Each tag has two attributes: path for the path location, and prepend-env to optionally specify
a Java environment property to prepend to the specified path. |
inline-jdbc | 0 or 1 | Used to specify the JDBC parameters to be used either by Tyrex or if Tyrex is not available then by directly loading the driver (very slow). You must specify either inline-jdbc or jndi-jdbc, but not both, for the DAOHelper. |
jndi-jdbc | 0 or 1 | Used to specify the jndi-server and jndi-name to get a Connection or XAConnection from JNDI. You must specify either inline-jdbc or jndi-jdbc, but not both, for the DAOHelper. |
ANY | 0 or 1 | Any tag may go inside the datasource tag to specify parameters for other GenericHelper implementations. These will not be checked at load time unless the DTD is modified to describe them. |
The inline-jdbc
tag has the following attributes:
Attribute Name | Required? | Description |
jdbc-driver | Y | The JDBC driver class for the database. |
jdbc-uri | Y | The URI used to specify the type and location of the database. |
jdbc-username | Y | The username to connect to the database as. |
jdbc-password | Y | The username's password. |
isolation-level | N | This is used by Tyrex to specify the transaction isolation level.
The standard JDBC transaction isolation levels are available:
|
The jndi-jdbc
tag has the following attributes:
Attribute Name | Required? | Description |
jndi-server-name | Y | The name of the JNDI Server to use as configured in this file with the jndi-server tag, described above. |
jndi-name | Y | The name of the Connection or XAConnection object in JNDI. |
The data source retrieved from JNDI should be pooled and transactional, with connections already enlisted if a JTA transaction has been started.
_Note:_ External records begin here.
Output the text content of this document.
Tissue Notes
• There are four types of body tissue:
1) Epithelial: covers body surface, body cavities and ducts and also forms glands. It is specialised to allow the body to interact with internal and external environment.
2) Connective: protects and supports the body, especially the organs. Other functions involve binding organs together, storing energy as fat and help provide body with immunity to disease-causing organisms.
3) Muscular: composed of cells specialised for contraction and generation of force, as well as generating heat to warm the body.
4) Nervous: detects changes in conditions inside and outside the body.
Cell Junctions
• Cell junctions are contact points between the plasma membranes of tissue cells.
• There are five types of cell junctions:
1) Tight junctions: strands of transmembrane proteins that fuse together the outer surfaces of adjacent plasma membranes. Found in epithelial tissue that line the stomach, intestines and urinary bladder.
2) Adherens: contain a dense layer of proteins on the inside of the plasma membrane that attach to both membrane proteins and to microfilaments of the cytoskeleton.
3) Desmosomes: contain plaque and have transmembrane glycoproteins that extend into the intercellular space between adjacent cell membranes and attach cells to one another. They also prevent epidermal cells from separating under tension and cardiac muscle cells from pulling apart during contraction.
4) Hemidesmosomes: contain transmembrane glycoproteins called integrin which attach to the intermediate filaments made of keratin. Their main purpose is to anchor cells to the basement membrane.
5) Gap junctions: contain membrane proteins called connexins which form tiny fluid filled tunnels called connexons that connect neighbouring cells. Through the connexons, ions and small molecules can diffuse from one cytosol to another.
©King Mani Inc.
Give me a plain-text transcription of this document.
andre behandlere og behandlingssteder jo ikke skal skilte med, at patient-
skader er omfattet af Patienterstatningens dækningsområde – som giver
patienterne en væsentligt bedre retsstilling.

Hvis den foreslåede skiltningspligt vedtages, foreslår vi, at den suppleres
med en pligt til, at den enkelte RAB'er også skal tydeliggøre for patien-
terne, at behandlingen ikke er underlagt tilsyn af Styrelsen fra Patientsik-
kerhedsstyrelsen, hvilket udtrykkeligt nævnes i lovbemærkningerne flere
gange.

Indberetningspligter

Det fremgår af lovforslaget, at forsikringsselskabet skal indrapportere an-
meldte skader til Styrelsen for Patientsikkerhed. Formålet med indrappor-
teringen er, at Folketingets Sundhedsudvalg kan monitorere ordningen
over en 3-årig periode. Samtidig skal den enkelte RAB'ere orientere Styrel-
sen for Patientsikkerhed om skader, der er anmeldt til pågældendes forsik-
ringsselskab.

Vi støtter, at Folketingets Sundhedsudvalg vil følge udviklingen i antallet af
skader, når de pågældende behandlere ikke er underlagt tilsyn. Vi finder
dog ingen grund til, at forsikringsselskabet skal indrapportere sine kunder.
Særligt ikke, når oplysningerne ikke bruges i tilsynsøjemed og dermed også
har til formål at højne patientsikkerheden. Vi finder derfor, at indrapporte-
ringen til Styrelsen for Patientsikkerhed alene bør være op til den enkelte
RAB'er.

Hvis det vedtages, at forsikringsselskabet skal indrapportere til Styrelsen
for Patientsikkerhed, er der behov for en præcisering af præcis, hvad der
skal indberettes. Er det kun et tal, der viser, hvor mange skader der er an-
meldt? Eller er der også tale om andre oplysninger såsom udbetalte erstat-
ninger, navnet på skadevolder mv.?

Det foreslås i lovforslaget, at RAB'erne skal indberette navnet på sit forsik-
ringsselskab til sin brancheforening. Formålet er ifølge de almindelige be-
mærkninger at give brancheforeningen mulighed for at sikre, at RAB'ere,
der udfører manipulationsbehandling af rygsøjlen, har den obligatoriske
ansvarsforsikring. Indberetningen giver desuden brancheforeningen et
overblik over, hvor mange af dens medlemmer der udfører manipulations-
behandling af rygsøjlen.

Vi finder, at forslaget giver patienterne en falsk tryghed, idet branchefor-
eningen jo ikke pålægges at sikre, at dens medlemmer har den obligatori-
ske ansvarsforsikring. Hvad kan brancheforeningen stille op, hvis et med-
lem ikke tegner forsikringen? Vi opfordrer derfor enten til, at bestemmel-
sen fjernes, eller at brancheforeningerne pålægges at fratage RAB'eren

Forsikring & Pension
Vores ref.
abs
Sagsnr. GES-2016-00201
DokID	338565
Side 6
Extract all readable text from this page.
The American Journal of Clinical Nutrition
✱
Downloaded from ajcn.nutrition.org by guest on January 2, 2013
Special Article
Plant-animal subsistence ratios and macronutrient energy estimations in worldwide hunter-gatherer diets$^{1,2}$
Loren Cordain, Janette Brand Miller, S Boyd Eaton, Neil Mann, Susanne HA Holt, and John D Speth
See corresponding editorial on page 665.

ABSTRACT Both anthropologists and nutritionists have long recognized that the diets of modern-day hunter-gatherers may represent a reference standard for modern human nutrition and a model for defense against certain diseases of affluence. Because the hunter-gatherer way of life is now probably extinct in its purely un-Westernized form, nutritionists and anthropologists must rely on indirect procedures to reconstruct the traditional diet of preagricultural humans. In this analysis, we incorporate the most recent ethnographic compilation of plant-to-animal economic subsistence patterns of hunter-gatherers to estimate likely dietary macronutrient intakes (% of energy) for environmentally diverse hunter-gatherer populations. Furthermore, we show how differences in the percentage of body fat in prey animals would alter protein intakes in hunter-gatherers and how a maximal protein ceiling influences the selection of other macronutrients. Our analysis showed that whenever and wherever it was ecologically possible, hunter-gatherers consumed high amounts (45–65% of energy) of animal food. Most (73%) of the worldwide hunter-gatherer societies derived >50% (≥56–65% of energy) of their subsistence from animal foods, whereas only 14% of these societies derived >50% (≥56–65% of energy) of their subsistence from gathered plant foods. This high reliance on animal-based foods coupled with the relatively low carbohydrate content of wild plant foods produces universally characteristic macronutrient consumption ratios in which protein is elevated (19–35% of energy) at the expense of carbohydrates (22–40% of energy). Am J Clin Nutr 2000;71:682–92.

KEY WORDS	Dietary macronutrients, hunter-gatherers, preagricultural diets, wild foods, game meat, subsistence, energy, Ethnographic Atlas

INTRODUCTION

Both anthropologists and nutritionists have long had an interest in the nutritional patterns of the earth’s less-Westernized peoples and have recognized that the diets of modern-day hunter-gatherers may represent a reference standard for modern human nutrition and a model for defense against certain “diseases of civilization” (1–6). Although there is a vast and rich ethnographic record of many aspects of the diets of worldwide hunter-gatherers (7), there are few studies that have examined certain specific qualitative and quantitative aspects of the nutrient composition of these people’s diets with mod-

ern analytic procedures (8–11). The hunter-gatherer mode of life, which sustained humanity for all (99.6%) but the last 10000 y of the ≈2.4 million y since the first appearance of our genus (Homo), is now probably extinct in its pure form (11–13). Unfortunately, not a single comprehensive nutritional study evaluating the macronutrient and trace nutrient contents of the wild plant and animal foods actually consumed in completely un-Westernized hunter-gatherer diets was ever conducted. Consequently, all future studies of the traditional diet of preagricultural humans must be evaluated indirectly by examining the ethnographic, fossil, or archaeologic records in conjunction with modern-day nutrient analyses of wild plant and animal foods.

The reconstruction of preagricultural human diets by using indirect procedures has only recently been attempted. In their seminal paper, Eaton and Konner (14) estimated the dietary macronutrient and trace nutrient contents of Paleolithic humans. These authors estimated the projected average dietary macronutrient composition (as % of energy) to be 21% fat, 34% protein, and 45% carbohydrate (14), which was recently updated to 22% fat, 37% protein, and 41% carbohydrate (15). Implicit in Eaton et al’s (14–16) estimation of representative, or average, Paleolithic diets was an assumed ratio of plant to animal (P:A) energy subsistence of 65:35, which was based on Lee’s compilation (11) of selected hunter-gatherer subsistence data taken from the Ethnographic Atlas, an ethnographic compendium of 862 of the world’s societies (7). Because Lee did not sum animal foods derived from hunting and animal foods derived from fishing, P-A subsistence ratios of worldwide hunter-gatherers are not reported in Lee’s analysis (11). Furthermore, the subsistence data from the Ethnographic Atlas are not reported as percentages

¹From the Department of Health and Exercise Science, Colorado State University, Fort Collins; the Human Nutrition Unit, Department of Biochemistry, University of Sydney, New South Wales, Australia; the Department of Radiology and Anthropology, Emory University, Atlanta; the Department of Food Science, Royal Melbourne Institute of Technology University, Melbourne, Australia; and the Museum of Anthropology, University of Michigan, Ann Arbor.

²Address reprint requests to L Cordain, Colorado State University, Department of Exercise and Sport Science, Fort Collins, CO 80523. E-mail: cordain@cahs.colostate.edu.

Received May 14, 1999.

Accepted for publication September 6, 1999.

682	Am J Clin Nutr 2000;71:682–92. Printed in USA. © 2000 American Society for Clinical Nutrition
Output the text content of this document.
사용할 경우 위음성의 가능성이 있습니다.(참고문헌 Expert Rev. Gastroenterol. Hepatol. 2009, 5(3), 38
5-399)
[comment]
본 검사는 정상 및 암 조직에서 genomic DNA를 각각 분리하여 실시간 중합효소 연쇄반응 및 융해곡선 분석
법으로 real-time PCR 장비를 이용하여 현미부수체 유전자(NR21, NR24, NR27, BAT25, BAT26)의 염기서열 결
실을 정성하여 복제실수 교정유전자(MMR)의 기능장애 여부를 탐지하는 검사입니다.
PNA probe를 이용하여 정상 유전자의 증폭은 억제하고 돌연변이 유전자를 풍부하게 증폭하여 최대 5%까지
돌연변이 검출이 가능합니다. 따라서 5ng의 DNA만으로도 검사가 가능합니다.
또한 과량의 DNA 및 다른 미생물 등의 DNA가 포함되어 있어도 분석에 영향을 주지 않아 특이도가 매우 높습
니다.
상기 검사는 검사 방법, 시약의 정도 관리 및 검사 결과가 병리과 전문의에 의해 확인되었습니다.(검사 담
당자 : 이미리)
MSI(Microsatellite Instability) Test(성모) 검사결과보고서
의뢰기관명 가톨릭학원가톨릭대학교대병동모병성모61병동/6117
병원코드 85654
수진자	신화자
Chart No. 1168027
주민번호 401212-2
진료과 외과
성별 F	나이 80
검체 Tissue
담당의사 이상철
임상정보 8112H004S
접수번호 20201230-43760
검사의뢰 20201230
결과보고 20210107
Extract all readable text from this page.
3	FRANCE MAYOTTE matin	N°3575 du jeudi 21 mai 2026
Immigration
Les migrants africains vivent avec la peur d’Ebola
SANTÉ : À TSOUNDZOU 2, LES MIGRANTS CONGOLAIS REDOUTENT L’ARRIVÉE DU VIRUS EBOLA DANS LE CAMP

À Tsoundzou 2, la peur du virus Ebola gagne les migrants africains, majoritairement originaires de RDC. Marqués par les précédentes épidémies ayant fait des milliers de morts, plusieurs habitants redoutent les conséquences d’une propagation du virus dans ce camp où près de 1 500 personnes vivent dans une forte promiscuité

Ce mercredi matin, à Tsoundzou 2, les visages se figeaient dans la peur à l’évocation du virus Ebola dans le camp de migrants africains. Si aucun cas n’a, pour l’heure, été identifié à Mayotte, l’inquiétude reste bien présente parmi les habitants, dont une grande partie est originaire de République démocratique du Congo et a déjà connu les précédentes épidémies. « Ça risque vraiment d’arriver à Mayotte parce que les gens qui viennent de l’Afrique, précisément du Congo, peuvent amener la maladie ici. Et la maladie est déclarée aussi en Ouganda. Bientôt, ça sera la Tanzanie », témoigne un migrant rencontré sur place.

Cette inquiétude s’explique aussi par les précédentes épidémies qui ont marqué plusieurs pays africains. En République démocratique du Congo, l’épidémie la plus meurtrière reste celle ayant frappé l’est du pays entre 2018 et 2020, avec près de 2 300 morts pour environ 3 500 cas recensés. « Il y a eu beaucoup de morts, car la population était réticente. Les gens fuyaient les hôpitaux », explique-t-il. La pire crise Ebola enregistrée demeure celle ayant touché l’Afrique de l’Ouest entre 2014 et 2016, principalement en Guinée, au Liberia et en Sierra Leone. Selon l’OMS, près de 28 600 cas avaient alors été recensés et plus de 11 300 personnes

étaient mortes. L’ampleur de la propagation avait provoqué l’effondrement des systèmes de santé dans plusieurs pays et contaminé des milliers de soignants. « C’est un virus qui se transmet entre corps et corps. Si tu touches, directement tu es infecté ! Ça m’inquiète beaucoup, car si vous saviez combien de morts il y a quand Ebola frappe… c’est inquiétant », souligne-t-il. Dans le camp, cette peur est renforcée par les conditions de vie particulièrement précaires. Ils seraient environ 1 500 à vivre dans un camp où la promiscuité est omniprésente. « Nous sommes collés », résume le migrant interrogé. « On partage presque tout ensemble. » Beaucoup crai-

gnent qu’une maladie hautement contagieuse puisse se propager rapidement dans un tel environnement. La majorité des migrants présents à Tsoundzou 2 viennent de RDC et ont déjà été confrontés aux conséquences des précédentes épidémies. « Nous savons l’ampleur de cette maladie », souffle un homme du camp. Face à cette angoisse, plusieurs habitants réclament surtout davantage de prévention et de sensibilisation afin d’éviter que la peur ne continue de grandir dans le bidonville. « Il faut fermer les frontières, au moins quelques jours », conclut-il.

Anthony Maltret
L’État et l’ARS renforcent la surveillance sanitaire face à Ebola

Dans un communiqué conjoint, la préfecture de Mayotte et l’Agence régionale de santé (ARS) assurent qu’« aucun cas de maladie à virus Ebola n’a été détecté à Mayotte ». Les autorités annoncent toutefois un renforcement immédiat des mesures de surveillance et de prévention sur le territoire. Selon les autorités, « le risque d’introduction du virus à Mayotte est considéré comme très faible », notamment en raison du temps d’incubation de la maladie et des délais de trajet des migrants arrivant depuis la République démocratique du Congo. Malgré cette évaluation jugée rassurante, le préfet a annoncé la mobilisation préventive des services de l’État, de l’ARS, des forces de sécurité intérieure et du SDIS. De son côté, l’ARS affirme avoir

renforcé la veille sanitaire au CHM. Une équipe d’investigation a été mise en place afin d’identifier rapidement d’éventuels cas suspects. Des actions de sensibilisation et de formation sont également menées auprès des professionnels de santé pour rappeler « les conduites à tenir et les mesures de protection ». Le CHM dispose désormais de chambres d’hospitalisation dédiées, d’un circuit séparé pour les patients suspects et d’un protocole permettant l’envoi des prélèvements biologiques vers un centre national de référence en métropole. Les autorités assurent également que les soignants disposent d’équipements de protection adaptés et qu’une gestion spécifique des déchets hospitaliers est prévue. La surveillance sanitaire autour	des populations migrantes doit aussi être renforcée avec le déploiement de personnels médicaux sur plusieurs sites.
It can be either a DataSource or an XADataSource object.
If the JNDI elements are not specified the ConnectionFactory will get the JDBC parameters from entityengine.xml file and try to use Tyrex for the transaction manager and connection pool. If Tyrex is not available the Entity Engine will hobble along creating a JDBC connection manually each time one is requested. A warning will be printed when this happens.